KR: Why is the finding that organoids can be produced from patients with any stage of pancreatic cancer important?

MW: This is the largest single institutional series of patient-derived organoids for pancreatic cancer reported to date. We delivered successful organoid generation in more than 70 percent of the tissue samples we collected and it did not matter if the patient had already received chemotherapy. This proof-of-concept experiment now sets the stage for future studies which can impact everyday clinical care one day. 

KR: How do you envision that your findings will impact the future of pancreatic cancer treatment?
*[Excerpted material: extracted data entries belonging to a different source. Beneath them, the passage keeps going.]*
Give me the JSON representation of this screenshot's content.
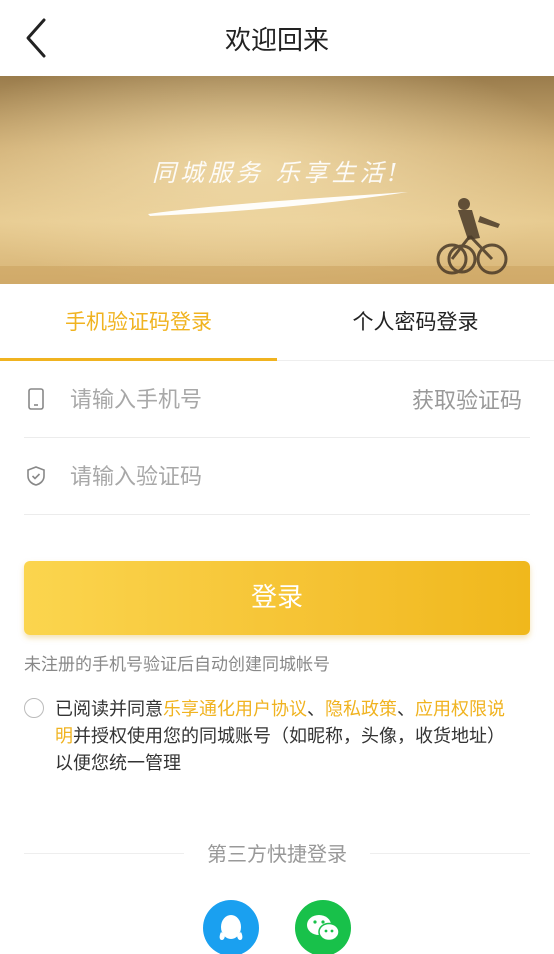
{
  "header": {
    "title": "欢迎回来",
    "back_icon": "chevron-left-icon"
  },
  "banner": {
    "slogan": "同城服务 乐享生活!",
    "background_color": "#d9b56a"
  },
  "tabs": [
    {
      "label": "手机验证码登录",
      "active": true
    },
    {
      "label": "个人密码登录",
      "active": false
    }
  ],
  "form": {
    "phone": {
      "placeholder": "请输入手机号",
      "value": "",
      "icon": "phone-icon"
    },
    "get_code_label": "获取验证码",
    "code": {
      "placeholder": "请输入验证码",
      "value": "",
      "icon": "shield-icon"
    }
  },
  "login_button": "登录",
  "note": "未注册的手机号验证后自动创建同城帐号",
  "agreement": {
    "prefix": "已阅读并同意",
    "link1": "乐享通化用户协议",
    "sep1": "、",
    "link2": "隐私政策",
    "sep2": "、",
    "link3": "应用权限说明",
    "suffix": "并授权使用您的同城账号（如昵称，头像，收货地址）以便您统一管理",
    "checked": false
  },
  "third_party": {
    "label": "第三方快捷登录",
    "providers": [
      "qq-icon",
      "wechat-icon"
    ]
  },
  "colors": {
    "accent": "#f0b320",
    "qq": "#1aa0f0",
    "wechat": "#18c14a"
  }
}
MW: Current national guidelines favor the administration of systemic chemotherapy prior to surgery in most patients diagnosed with pancreatic cancer. However, currently we have no way of tailoring those therapies for an individual patient. My goal is that a patient will walk into my office and within a few weeks we will have them on personalized, highly-effective chemotherapy, so that we can increase our chances of surgically removing their tumor. With the potential organoids hold, we will be able to deliver better care quicker, with a personalized approach to optimize the likelihood of cure. 

Matthew Weiss, MD, FACS, was speaking to Kate Robinson, Editorial Assistant for Technology Networks.